Cannot see segments on S3 with hadoop index

Hello, my setup is as follows:

  • Druid 0.15.1 on private cloud
  • Hadoop EMR on aws.

I have successfully submitted an ingestion job from druid console, and i can see it completed successfully in Hadoop.
However, in S3, i only see logs for the job, and not the segments.
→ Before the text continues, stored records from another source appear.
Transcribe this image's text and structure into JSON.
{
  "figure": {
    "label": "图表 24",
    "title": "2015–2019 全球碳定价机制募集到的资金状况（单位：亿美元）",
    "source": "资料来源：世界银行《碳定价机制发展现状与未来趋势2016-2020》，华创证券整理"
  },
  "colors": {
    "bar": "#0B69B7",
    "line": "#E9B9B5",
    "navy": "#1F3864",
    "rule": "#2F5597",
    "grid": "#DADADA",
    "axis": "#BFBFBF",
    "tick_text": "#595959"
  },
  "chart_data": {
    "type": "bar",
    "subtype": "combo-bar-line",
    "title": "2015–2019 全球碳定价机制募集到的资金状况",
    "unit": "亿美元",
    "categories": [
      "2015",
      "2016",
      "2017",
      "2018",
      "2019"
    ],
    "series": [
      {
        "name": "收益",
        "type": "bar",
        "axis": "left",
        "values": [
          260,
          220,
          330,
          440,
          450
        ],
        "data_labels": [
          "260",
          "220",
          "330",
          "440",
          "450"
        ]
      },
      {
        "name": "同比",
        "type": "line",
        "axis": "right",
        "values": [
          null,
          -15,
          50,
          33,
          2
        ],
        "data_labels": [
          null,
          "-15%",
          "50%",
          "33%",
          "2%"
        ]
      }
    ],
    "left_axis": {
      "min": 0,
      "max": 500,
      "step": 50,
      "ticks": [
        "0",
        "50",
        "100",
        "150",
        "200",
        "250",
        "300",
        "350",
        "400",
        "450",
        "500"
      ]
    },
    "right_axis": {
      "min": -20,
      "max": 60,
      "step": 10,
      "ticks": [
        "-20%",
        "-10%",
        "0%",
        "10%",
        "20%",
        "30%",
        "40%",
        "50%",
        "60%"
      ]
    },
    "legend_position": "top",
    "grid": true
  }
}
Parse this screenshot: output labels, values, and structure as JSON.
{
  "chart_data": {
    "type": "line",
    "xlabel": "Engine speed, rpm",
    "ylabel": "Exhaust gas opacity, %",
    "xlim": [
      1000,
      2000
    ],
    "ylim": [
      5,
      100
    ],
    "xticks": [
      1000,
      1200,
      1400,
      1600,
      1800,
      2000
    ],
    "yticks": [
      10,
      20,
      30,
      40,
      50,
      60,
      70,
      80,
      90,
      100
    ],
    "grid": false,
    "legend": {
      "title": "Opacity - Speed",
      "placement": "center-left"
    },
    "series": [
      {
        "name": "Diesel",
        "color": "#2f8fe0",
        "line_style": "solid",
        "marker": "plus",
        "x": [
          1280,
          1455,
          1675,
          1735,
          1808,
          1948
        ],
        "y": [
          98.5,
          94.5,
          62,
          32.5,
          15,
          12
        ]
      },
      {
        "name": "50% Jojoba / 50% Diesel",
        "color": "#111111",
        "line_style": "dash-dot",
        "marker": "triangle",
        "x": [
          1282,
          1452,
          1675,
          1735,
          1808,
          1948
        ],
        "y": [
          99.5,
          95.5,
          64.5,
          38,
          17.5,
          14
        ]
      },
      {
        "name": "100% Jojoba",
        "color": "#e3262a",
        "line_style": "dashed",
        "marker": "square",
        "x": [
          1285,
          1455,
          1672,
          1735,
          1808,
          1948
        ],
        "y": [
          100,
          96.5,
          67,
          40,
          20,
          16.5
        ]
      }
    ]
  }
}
Hence, segments are never loaded in druid with the error:

Caused by: java.lang.RuntimeException: No buckets?? seems there is no data to index.

Attaching my job spec and common properties:

Since the job in hadoop terminates successfylly, how can i further debug why segments are not showing up on S3?

spec.json (2.28 KB)

common.properties (975 Bytes)

Hi,

Can you check your data is coherent with your spec interval ?

If you load data from 2018 but your spec specify interval of 2019, the ingestion won’t fail but you won’t have any segments.

I don’t remember exactly what you can search but in the ingestion logs there is a line where you can see how many lines are ingested

Hi,

Yes, i ve checked the sample file i am using and all the timestamps fall within the ingestion period i have set on the spec.

Are the ingestion logs on hadoop yarn?

This is the druid report job:

{
“ingestionStatsAndErrors”: {
“taskId”: “index_hadoop_data_2019-09-04T09:26:25.973Z”,
“payload”: {
“ingestionState”: “BUILD_SEGMENTS”,
“unparseableEvents”: null,
“rowStats”: {
“determinePartitions”: {
“rowsProcessedWithErrors”: 0,
“rowsProcessed”: 0,
“rowsUnparseable”: 0,
“rowsThrownAway”: 478627
},
“buildSegments”: null
},
“errorMsg”: “java.lang.RuntimeException: No buckets?? seems there is no data to index.”
},
“type”: “ingestionStatsAndErrors”
}
}

``

I am guessing rowsThrownAway Is problematic?

Ok, problem was, i had “auto” in timestampSpec but my data was in posix. I mistakenly thought that “auto” meant it would automatically detect the timestamp format.

Solved.